Indépendance
Tout de même, fallait oser ! Nommer l'ancienne directrice générale du lobby bancaire français à la tête d'une autorité « indépendante » de supervision des marchés financiers, garante de leur intégrité, voilà qui laisse assez circonspect. Bien sûr le symbole de la désignation d’une femme pour superviser un univers très masculin, celui de la finance, est sympathique. Marie-Anne Barbat-Layani, 55 ans, devient la première présidente de l'Autorité des Marchés Financiers, rejoignant dans ce monde de la finance Verena Ross, présidente de l'Autorité européenne des marchés financiers (Esma) et Delphine d'Amarzit aux commandes de la Bourse de Paris depuis l'an dernier. Mais, franchement, que le Chef de l’Etat ait choisi cette ancienne dirigeante du Crédit Agricole (2007-2010) et de la Fédération Bancaire Française, la FBF (2014-2019), cela laisse perplexe… N'est-ce pas là une illustration des « revolving doors à la française », une grande tradition dans notre pays à laquelle aucun gouvernement n’a failli. L'adage « La femme de César ne doit pas être soupçonnée » – qui nous vient de cette fameuse déclaration de César lorsqu’il expliqua pourquoi il avait répudié son épouse Pompéia soupçonnée de relations illicites – n’a pas cours en France, où l’on a toujours privilégié l’entre-soi plutôt que l’irréprochable.
Ne pouvait-on choisir pour cette fonction essentielle, tant la confiance est au coeur de notre système économique, une personnalité au-dessus de tout soupçon de conflit d’intérêt et parfaitement, comme son prédécesseur Robert Ophèle, au fait des enjeux majeurs qui secouent le monde financier ? Comment croire dans nos institutions de régulation, censées assurer la protection de l'intégrité des marchés et des investisseurs ?
Les parlementaires membres de la commission des finances à l’Assemblée nationale et au Sénat ont la charge d’approuver cette cooptation de l’Elysée.

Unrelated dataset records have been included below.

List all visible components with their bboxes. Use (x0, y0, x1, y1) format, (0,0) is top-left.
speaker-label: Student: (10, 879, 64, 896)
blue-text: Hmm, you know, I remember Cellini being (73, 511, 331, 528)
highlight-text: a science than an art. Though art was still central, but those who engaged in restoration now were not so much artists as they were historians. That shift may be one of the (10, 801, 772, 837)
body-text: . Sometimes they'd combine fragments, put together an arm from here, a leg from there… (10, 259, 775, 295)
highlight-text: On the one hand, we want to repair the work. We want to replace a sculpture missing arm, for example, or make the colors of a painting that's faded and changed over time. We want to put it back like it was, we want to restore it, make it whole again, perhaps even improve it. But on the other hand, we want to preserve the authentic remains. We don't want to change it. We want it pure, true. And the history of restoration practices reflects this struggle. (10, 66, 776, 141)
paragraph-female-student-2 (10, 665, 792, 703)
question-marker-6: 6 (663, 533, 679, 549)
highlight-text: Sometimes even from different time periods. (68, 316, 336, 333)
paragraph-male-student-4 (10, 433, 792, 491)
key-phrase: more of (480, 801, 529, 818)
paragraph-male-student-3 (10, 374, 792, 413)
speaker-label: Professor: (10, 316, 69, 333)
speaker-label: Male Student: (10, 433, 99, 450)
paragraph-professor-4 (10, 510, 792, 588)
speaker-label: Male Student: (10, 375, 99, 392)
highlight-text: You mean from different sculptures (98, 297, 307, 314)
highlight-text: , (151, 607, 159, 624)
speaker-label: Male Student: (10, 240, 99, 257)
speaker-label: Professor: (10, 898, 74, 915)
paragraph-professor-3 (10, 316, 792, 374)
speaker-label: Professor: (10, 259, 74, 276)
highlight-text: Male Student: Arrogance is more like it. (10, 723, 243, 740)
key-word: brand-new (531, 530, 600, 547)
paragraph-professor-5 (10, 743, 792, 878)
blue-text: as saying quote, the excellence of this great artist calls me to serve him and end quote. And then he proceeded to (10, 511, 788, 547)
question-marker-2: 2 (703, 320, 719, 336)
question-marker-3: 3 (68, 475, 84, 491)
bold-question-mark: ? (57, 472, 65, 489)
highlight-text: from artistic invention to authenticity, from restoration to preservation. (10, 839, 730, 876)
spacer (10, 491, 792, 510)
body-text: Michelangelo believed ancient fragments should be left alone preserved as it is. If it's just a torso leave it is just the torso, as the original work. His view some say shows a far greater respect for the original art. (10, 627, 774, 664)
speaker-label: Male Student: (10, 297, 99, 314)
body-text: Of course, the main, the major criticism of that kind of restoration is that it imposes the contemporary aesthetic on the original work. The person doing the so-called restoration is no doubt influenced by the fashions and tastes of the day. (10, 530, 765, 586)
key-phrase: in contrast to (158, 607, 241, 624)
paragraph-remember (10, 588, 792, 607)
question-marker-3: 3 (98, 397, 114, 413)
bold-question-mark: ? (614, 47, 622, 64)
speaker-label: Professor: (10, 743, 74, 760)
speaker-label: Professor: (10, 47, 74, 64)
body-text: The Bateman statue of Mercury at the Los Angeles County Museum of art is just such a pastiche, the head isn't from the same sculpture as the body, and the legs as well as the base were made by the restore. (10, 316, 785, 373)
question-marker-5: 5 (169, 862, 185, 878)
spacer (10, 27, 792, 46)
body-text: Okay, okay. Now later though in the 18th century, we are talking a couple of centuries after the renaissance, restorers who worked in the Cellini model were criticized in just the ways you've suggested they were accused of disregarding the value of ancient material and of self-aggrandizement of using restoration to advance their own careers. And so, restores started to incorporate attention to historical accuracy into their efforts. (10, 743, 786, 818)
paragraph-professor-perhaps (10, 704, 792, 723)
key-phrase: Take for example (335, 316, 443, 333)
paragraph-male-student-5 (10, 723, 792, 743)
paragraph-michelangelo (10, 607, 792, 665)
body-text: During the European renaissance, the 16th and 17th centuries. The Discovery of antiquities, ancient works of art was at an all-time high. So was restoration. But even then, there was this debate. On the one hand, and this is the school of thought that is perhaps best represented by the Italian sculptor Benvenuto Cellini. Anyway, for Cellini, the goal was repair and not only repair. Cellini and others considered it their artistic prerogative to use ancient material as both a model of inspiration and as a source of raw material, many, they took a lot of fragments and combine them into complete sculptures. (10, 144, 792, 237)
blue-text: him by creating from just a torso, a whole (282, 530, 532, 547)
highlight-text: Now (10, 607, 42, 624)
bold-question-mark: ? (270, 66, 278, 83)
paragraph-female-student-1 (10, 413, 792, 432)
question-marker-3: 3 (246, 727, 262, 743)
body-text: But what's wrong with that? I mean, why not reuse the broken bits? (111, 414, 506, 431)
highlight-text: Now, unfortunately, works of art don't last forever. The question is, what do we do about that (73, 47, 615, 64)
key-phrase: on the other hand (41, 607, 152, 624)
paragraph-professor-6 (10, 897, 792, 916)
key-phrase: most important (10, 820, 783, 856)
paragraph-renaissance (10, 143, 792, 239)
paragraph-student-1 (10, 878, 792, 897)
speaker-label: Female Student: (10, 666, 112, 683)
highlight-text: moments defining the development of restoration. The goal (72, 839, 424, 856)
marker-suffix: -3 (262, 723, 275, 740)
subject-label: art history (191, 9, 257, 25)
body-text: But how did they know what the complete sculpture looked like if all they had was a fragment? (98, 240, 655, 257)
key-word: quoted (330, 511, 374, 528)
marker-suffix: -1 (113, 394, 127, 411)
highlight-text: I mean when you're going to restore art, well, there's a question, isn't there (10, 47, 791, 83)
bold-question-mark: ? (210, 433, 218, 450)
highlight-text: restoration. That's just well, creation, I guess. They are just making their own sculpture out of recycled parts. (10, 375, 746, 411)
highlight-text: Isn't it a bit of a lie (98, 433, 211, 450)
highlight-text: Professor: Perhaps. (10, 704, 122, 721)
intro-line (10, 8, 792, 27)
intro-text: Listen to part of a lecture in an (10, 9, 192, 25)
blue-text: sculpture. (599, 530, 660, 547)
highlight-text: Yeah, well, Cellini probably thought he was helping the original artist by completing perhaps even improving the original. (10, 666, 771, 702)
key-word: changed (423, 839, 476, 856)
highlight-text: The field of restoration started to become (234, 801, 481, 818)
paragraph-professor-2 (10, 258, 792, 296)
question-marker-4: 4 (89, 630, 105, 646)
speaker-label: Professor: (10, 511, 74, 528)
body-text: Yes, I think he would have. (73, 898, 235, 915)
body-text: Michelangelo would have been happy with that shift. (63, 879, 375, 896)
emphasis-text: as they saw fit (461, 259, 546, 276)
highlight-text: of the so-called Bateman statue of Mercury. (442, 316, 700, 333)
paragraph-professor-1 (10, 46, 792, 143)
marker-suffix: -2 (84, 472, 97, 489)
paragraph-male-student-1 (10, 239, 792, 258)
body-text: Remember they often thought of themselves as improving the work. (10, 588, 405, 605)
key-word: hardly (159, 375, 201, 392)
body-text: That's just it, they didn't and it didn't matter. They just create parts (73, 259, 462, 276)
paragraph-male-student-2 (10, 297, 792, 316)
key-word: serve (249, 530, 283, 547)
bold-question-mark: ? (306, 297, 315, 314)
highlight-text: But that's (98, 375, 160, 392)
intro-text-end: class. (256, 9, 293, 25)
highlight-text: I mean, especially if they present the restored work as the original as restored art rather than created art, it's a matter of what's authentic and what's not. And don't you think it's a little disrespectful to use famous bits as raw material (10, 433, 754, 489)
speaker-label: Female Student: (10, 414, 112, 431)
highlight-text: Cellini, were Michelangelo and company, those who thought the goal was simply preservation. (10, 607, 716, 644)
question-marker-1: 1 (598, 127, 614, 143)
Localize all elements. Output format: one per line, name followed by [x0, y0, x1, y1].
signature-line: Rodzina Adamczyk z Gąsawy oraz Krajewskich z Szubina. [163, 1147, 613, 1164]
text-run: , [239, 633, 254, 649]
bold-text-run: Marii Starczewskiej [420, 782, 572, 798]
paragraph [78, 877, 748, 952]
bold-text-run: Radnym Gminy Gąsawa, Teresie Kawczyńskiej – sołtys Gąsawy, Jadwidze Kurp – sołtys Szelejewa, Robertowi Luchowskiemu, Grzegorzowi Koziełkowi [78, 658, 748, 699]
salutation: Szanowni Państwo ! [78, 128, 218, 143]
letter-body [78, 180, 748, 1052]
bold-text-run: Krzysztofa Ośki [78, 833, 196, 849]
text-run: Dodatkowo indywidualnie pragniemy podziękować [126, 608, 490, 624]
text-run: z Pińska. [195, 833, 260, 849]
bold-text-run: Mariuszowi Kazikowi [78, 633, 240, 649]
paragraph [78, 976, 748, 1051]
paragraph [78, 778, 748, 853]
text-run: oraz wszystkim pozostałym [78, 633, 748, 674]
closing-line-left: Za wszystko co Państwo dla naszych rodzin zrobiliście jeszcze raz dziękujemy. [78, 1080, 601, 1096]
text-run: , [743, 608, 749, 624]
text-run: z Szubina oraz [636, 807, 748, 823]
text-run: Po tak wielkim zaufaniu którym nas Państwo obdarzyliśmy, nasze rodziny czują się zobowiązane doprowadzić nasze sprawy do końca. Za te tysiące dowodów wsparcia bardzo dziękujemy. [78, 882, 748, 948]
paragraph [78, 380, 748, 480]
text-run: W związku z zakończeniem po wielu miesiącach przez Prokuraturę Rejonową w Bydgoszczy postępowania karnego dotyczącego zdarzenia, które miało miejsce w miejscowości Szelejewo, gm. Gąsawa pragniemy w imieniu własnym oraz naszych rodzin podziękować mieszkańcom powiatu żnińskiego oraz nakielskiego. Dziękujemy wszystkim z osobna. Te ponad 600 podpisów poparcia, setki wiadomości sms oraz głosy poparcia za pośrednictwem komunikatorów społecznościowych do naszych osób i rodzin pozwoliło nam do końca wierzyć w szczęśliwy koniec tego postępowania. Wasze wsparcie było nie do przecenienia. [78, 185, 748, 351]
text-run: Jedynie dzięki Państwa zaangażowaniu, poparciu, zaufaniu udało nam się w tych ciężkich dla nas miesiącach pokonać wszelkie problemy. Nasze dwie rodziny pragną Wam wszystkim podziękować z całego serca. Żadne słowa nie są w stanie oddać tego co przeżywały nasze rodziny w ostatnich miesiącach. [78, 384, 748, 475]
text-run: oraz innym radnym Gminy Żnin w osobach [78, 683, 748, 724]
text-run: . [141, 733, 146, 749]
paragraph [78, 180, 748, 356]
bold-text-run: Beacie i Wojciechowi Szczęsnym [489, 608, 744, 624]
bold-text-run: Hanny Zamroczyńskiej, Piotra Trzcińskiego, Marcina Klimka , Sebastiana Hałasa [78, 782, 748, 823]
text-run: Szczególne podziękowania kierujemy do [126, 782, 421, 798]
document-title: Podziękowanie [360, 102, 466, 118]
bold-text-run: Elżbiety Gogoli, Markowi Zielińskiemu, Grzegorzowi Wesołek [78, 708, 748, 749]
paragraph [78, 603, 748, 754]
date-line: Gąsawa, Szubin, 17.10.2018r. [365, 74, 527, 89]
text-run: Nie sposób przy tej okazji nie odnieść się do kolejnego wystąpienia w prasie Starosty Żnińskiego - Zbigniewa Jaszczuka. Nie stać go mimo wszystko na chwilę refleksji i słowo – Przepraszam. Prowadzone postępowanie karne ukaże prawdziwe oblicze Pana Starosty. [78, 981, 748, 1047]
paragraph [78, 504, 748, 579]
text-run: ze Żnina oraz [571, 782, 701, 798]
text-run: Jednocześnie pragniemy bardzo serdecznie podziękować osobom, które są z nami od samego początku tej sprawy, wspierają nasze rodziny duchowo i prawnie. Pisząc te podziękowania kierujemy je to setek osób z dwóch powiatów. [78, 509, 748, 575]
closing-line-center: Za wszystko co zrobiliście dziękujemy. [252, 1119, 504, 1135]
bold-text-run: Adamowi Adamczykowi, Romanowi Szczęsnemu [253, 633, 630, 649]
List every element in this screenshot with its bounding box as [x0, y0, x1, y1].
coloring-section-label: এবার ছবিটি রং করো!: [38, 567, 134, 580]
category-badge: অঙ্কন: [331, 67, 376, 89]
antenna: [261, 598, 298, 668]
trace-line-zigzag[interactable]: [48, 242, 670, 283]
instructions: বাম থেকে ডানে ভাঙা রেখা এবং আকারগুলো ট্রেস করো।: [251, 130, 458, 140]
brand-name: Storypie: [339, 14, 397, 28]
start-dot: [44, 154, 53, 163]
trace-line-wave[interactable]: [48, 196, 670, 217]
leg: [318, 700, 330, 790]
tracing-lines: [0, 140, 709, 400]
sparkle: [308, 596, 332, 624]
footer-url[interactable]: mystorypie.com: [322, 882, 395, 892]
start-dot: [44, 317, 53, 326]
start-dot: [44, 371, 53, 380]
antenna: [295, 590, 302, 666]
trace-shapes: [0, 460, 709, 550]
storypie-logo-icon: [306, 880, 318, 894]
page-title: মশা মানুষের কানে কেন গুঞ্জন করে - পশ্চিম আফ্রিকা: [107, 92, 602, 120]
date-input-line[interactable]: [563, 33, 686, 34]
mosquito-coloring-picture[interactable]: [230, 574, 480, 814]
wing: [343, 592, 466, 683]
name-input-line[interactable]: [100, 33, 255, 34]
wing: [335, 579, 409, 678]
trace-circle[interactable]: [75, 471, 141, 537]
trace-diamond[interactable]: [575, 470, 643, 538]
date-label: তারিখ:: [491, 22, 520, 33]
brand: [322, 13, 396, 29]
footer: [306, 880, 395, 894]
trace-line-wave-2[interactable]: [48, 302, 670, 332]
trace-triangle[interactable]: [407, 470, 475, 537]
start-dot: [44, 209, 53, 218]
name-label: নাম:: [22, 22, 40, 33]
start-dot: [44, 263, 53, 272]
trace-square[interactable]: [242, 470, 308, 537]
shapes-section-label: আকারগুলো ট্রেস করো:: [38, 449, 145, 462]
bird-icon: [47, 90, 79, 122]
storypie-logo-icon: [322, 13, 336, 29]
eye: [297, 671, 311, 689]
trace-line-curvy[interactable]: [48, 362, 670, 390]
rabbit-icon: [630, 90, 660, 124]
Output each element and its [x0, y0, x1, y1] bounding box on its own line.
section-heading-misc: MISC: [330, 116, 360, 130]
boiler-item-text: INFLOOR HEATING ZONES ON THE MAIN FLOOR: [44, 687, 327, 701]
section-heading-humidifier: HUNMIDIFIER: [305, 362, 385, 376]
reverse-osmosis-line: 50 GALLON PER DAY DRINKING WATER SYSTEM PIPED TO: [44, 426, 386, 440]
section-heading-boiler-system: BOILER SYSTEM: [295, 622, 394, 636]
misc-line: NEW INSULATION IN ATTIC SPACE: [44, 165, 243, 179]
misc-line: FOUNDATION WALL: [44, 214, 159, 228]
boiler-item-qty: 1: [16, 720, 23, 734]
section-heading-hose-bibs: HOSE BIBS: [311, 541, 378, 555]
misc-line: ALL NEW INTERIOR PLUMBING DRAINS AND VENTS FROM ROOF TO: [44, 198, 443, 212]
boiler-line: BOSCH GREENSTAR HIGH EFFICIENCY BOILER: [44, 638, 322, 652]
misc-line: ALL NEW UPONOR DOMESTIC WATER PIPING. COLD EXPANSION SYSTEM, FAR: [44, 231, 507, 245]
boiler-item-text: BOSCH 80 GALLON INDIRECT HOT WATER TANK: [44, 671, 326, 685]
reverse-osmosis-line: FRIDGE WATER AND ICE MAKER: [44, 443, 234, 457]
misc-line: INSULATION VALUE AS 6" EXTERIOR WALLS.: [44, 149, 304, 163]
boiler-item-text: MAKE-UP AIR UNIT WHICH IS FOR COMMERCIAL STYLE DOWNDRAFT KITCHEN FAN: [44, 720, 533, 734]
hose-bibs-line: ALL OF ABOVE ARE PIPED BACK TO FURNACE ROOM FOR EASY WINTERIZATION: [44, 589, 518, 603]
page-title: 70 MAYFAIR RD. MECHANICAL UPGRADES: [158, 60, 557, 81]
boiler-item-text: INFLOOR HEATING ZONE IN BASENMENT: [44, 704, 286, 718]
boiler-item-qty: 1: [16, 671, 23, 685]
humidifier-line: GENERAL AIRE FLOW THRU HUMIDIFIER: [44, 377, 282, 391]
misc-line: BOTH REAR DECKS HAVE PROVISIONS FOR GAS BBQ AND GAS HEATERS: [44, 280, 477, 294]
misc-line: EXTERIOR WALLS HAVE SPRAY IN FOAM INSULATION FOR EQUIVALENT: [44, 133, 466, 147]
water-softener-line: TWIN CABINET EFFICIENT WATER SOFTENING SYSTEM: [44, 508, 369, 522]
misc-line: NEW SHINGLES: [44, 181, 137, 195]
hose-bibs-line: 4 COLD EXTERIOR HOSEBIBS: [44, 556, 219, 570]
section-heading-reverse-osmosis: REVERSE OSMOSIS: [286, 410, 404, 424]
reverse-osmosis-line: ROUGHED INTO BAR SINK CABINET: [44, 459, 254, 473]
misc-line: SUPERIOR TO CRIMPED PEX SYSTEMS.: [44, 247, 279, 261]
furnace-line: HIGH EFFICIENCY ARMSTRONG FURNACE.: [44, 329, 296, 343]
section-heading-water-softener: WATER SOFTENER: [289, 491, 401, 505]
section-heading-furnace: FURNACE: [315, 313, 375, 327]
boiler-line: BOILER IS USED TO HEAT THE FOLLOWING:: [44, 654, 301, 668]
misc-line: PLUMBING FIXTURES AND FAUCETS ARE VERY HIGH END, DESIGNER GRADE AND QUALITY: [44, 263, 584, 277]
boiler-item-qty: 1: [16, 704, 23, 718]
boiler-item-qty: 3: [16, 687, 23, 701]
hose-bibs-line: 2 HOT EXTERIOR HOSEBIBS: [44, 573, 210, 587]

Il suffit d’atteindre les 60 % de « oui » pour que la personne désignée soit nommée. Marie-Anne Barbat-Layani a obtenu 64 %, avec un 56 % du côté des députés (35 sur 62), très circonspects sur son indépendance vis-à-vis du monde bancaire et de Bercy dont elle était jusqu’alors secrétaire générale.Ce ne sont là que des « apparences de conflits d’intérêts » selon ses termes rapportées par Les Echos.
L’AMF doit être « une boussole, un point de repère reconnu et crédible », a-t-elle aussi déclaré aux députés. Non ! L’AMF n’est pas un instrument d’orientation, ce doit être une autorité capable de protéger la confiance des épargnants et de combattre les tentations, notamment de l’industrie bancaire et surtout des pouvoirs publics, d’abuser de cette confiance. Thierry Philipponnat, chef économiste de Finance Watch, grande figure du Collège de l’AMF dont il était membre depuis neuf ans, vient de démissionner en signe de protestation.